NMR data were acquired at 25 °C using a Bruker Avance III 600 MHz spectrometer equipped with a cryoprobe. Processing of raw data was carried out using NMRPipe (35), and the data were analyzed using NMR-ViewJ (36). Backbone assignments corresponding to the b5 soluble domain were obtained from the Biological Magnetic Resonance Data Bank, accession number 6921. Typical 2D 15N-HSQC experiments were carried out using 32 scans and 128 increments, with the exception of CPR competition experiments, which were extended to 64 scans because of dilution of the labeled protein upon addition of CPR.

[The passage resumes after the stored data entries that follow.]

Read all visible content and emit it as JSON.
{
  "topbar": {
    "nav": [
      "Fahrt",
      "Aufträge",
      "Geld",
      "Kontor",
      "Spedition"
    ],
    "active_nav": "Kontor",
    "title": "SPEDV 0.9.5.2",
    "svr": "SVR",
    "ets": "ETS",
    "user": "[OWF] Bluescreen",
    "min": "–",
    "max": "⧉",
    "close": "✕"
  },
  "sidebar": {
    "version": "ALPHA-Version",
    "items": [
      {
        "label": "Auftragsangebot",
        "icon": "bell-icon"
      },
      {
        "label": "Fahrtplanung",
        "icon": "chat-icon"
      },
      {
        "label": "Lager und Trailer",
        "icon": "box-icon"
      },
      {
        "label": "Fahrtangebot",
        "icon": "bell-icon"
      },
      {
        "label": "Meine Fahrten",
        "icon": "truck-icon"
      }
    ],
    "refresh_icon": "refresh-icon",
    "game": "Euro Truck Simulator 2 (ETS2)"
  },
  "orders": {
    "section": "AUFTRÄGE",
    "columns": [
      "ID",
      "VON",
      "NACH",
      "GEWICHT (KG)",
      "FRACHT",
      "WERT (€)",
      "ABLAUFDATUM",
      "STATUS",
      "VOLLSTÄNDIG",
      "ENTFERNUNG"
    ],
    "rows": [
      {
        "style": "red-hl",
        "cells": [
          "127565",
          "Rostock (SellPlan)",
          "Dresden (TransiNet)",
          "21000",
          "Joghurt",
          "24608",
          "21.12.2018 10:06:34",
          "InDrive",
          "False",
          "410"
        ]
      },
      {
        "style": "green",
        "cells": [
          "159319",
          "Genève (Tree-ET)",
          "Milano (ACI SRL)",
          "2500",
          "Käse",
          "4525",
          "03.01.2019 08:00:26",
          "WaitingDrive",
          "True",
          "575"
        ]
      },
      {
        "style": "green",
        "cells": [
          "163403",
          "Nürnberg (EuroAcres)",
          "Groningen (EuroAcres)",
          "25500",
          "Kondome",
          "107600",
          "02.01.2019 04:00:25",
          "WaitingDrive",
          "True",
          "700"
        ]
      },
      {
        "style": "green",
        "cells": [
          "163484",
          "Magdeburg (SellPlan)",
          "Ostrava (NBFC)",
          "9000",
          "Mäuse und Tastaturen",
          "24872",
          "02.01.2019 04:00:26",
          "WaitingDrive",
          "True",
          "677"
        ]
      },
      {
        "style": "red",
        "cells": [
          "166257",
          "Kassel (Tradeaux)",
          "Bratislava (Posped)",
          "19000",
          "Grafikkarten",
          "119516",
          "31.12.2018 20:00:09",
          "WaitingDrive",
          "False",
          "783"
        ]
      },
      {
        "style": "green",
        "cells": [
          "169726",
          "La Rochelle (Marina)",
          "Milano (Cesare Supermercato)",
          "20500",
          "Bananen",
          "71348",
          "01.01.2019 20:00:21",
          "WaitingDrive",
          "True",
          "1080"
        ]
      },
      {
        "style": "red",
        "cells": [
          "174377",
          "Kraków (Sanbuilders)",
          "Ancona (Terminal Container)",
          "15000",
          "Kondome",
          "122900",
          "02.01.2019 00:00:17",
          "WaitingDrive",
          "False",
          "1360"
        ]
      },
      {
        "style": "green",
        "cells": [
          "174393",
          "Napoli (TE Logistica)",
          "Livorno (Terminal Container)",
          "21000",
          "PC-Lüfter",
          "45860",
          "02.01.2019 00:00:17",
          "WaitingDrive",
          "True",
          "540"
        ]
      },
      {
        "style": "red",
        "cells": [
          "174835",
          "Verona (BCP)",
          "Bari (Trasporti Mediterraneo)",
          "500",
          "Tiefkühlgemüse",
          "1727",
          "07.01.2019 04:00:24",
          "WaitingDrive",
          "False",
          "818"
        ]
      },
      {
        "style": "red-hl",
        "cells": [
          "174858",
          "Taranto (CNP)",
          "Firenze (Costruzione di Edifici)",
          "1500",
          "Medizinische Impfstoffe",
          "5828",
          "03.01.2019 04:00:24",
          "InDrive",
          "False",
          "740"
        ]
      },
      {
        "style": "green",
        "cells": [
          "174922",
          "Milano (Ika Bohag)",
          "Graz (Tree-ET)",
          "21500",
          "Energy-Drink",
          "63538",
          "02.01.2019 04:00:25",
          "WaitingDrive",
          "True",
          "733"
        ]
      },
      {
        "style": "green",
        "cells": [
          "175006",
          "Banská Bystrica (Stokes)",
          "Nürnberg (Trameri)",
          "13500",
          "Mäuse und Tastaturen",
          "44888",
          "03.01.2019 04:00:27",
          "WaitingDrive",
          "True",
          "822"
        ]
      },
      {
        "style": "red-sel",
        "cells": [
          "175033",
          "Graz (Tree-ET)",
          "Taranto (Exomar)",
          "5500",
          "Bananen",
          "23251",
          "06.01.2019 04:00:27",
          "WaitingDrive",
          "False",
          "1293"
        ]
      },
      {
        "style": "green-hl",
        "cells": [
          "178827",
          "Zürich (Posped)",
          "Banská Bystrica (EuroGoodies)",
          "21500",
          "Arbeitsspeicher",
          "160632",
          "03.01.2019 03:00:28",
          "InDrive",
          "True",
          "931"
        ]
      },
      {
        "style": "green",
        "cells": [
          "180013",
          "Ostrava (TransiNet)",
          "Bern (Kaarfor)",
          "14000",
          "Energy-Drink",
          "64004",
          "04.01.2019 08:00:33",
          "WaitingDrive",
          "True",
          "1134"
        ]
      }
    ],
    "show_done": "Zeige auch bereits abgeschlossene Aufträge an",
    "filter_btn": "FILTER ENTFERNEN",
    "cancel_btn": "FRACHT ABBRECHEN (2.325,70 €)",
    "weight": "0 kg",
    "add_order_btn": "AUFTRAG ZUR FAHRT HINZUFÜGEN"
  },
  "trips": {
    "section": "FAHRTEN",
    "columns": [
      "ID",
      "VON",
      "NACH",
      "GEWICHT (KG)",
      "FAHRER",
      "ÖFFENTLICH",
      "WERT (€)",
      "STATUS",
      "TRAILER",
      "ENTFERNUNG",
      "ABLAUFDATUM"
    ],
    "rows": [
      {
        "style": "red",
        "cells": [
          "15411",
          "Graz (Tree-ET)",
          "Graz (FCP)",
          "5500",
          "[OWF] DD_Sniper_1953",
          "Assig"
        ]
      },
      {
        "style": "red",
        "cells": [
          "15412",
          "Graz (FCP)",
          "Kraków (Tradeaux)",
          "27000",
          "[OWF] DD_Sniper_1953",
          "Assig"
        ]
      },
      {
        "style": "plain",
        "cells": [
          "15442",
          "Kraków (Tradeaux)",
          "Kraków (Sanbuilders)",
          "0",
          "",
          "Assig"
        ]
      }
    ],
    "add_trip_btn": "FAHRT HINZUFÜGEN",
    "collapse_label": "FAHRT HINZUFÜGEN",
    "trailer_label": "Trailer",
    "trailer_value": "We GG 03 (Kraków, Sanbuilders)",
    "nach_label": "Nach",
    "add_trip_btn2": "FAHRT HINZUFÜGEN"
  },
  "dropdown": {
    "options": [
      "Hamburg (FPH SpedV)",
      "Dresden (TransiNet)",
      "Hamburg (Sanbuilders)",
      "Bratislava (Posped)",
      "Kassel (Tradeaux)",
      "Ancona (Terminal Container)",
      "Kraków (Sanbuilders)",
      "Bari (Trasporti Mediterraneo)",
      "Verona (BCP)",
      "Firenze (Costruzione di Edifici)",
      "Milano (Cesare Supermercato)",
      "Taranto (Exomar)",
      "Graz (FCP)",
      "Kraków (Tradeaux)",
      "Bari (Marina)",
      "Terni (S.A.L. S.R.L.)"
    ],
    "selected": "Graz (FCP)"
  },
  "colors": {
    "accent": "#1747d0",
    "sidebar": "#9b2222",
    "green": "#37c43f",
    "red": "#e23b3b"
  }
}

The 2D 15N-HSQC spectrum and the backbone chemical shift assignments of the human b5 soluble domain (residues 1–107) have been reported previously (PDB code 2I96) (32). The corresponding 15N-HSQC spectrum collected for this work very closely resembled the reported data (not shown), thereby allowing use of the previously determined amide chemical shift assignments in this analysis. Overall, this b5 spectrum is narrowly dispersed for amide resonances corresponding to the 22-residue linker region at the C-terminal end of the construct and well dispersed between 6.5 and 11 ppm for signals corresponding to the heme-binding domain. To characterize the base-line protein interaction of the two proteins, 15N-b5 was first titrated with unlabeled, substrate-free CYP17A1 using 1:0.25, 1:0.5, and 1:1 molar ratios. This stepwise addition of CYP17A1 induced a combination of modest chemical shift perturbations and significant line broadening of specific resonances in the 15N-HSQC spectra, characteristic of binding on an intermediate exchange time scale (Fig. 1A). Although the signal intensity slightly decreased for all b5 residues in a stepwise fashion over the titration, a subset of sequential amide signals was affected disproportionally. Although most residues show little decrease in intensity, 47GEEV50 were significantly line-broadened in the b5-CYP17A1 complex, thereby suggesting a role for these residues in the interaction. The Gly-47 and Val-50 resonances are the first to disappear, being completely absent upon addition of 0.5 equivalents of CYP17A1, whereas Glu-48 is absent by 1 equivalent and Glu-49 is reduced substantially (Fig. 1A). This disproportionate effect is clearly demonstrated by plotting the ratio of all residue intensities with increasing CYP17A1 concentrations (Fig. 1B). This 47GEEV50 four-residue sequence maps to the b5 anionic α2 helix (Fig. 1C, red). Additionally, more minor perturbations were observed for other residues across b5 (Fig. 1C, yellow), including His-44 and His-68, which coordinate the b5 heme cofactor on either side of the heme, suggesting either a secondary protein-protein contact site or a change in heme positioning upon binding to CYP17A1.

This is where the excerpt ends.